Of the 5 million Medicaid recipients in the state, about 1 million are considered candidates for Health Homes, including those with developmental disabilities, mental illness, substance abuse problems, multiple chronic health conditions and those in long-term care.
Their treatment costs more than $28 billion a year, which is a large portion of the entire Medicaid budget, according to the Health Department.
One reason their care costs so much is that Medicaid beneficiaries with mental health or substance abuse conditions also have greater costs for physical health issues.
Spending for Medicaid patients with mental health conditions averaged $28,451 in New York in 2003, compared with $15,964 for beneficiaries without mental health conditions, according to a 2011 report by the United Hospital Fund, a nonprofit health services research group.
The state is rolling out the Health Homes initiative in phases, first targeting Medicaid patients with substance abuse and mental health problems, as well as those with multiple chronic conditions. It envisions using payment methods that incorporate performance measures, such as prevention of avoidable hospitalizations.

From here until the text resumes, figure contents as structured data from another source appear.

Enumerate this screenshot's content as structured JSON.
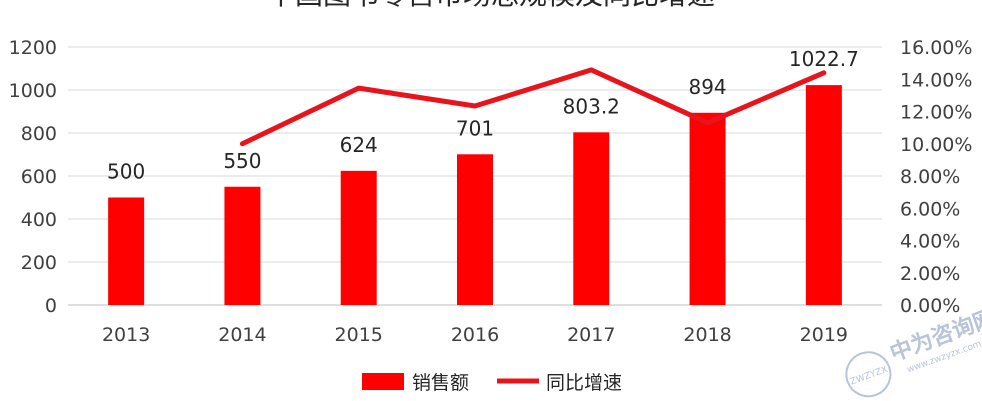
{
  "chart_data": {
    "type": "bar",
    "title": "中国图书零售市场总规模及同比增速",
    "categories": [
      "2013",
      "2014",
      "2015",
      "2016",
      "2017",
      "2018",
      "2019"
    ],
    "series": [
      {
        "name": "销售额",
        "type": "bar",
        "axis": "left",
        "values": [
          500,
          550,
          624,
          701,
          803.2,
          894,
          1022.7
        ],
        "labels": [
          "500",
          "550",
          "624",
          "701",
          "803.2",
          "894",
          "1022.7"
        ],
        "color": "#ff0000"
      },
      {
        "name": "同比增速",
        "type": "line",
        "axis": "right",
        "values": [
          null,
          10.0,
          13.45,
          12.34,
          14.58,
          11.3,
          14.4
        ],
        "color": "#e8141c"
      }
    ],
    "y_left": {
      "ylim": [
        0,
        1200
      ],
      "ticks": [
        "0",
        "200",
        "400",
        "600",
        "800",
        "1000",
        "1200"
      ]
    },
    "y_right": {
      "ylim": [
        0,
        16
      ],
      "ticks": [
        "0.00%",
        "2.00%",
        "4.00%",
        "6.00%",
        "8.00%",
        "10.00%",
        "12.00%",
        "14.00%",
        "16.00%"
      ]
    },
    "grid": true,
    "legend_position": "bottom"
  },
  "watermark": {
    "text": "中为咨询网",
    "url": "www.zwzyzx.com",
    "badge": "ZWZYZX",
    "color": "#b9c3da"
  }
}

“A key feature of Health Homes is that the health reform law gives us additional federal money to draw together medical and behavioral care in a structure, and orchestrate wraparound services like housing,” said Gregory Allen, the state’s director of financial planning and policy for Medicaid.
Easley fits in the category of patients with two or more chronic medical conditions.
In addition to diabetes, the Buffalo resident has asthma, high blood pressure and high cholesterol.
He has had trouble keeping his diabetes under control, but he is doing well now, partly because of his participation in a program in which his weight, blood pressure and sugar level are monitored regularly through a smartphone application.
“What’s helped me, is feeling like I have a personal relationship with the people who take care of me,” he said.
By keeping his medical conditions under control, Easley is keeping himself out of the hospital, and that’s no small matter to him and his doctor.
Diabetes is a lifelong disease, with potentially serious complications, in which a person experiences high levels of sugar in the blood.
He comes from a family with a history of the condition, including his parents. He can list relatives whose diabetes led to amputations and blindness.
“That’s not something I want,” he said.
Gov. Andrew M. Cuomo last year formed a team to redesign Medicaid, and Health Homes represent a key element of a plan still in the works. The initiatives here are expected to begin enrolling patients this summer.
The way it works is that states adopting Health Homes will get a bigger share of federal Medicaid funding for two years for these patients — 90 percent of the cost.
“That upfront financing is needed to build the infrastructure,” said William Burgin, executive director of Alcohol and Drug Dependency Services.
What happens if the Supreme Court overturns the Affordable Care Act?
Burgin and others say that would be disastrous for a provision of the controversial law that they see as one of the most promising developments in their field in years.
“This should be the model of care, no matter who is in office. We need a smarter, more efficient way to provide care,” he said.
Health Homes remain a work in progress and face challenges.
For instance, the dozens of organizations in the new networks need a way to communicate to coordinate care.
The plan in Erie County is to incorporate a common communication system into the existing regional system for sharing electronic medical information among hospitals, doctors and laboratories, coordinated by the HealtheLink organization.
“With Health Homes, we have an opportunity to do what everyone knows needs to happen,” said Ann Monroe, president of the Community Health Foundation of Western and Central New York.
The foundation, and the local P2 Collaborative are two educational groups that have been involved in the formation of the first Health Homes here.
“Now it’s a matter of making it work,” she said.